A petition has been moved in the Jharkhand High Court challenging the decision of the National Law School of India (NLSIU) Bangalore to break away from CLAT and hold its own entrance exam this year for law school admissions.
The petition prays for quashing the notification issued by NLSIU yesterday wherein it had intimated its decision to hold an online National Law Aptitude Test, 2020 (NLAT) on September 12 for admissions to the University in lieu of CLAT which is scheduled to be held on September 28.
NLSIU's decision has now been challenged as arbitrary, illegal and in violation of the bye-laws of the Consortium of National Law Universities as well as earlier orders of the Supreme Court. The petition has been preferred by five students.
The contentions made by the petitioners include:
NLSIU's decision to declare a separate examination for admission to its 5-year BA LLB programme for 2020-21 is illegal and arbitrary;
NLSIU's September 3 notification issued to that effect is violative of clause 15.7 of the bye-laws of the Consortium of National Law Universities;
NLSIU's decision to hold a separate examination without withdrawing from the CLAT consortium is illegal, arbitrary and whimsical;
NLSIU's decision to hold a separate examination, while being a permanent member of the CLAT Consortium of National Law Universities is unlawful and arbitrary;
NLSIU's withdrawal from the Common Law Admission Test (CLAT) violates the rights of the petitioners to have an examination in a just and fair manner;
NLSIU's decision to hold a separate entrance exam after aspirants filled the registration forms for CLAT is violative of the principle of promissory estoppel;
Declaration of a new date of examination and a new exam pattern by NLSIU around 10 days before the declared date of examination is illegal, arbitrary and whimsical
NLSIU's action is against the established precedents of the Supreme Court for the conduct of fair and just examination
Inter alia, it is also noted that the Vice-Chancellor of NALSAR, Prof Faizan Mustafa had expressed his dismay at NLSIU's decision to conduct the NLAT, while still being a member of the CLAT Consortium, which is said to be in violation of the Consortium's bye-laws.
On a related note, the CLAT consortium held an emergency meeting last night following NLSIU's intimation that it would be conducting a law separate entrance exam this year.
The meeting was attended by all members of the Executive Council, except the Vice-Chancellor of NLSIU, informed the CLAT 2020 convenor, Prof Balraj Chouhan.
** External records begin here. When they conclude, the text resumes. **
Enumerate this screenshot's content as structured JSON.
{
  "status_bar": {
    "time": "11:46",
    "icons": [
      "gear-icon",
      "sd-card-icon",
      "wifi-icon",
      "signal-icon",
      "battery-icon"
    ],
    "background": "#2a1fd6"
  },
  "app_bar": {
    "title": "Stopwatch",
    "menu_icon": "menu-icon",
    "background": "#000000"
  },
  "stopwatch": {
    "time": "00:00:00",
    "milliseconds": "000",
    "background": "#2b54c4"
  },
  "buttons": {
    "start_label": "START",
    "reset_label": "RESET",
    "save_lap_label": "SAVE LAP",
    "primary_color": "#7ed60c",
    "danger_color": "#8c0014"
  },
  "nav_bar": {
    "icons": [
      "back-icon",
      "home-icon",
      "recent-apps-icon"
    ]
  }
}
"The Executive Council expressed its surprise and anguish on the unilateral decision of NLSIU to go ahead with its own admission test. The Council noted with dismay that while the NSLIU wishes to continue in the consortium yet conduct its own admission test which is not permissible under the Bye laws of the Consortium. Moreover, this new admission test will put thousands of students during the extraordinary Covid-19 health emergency to a lot of inconvenience who will now have to appear in two tests instead of one", it was stated.
It is further informed that the CLAT Consortium will be meeting today as well to decide on the future course of action.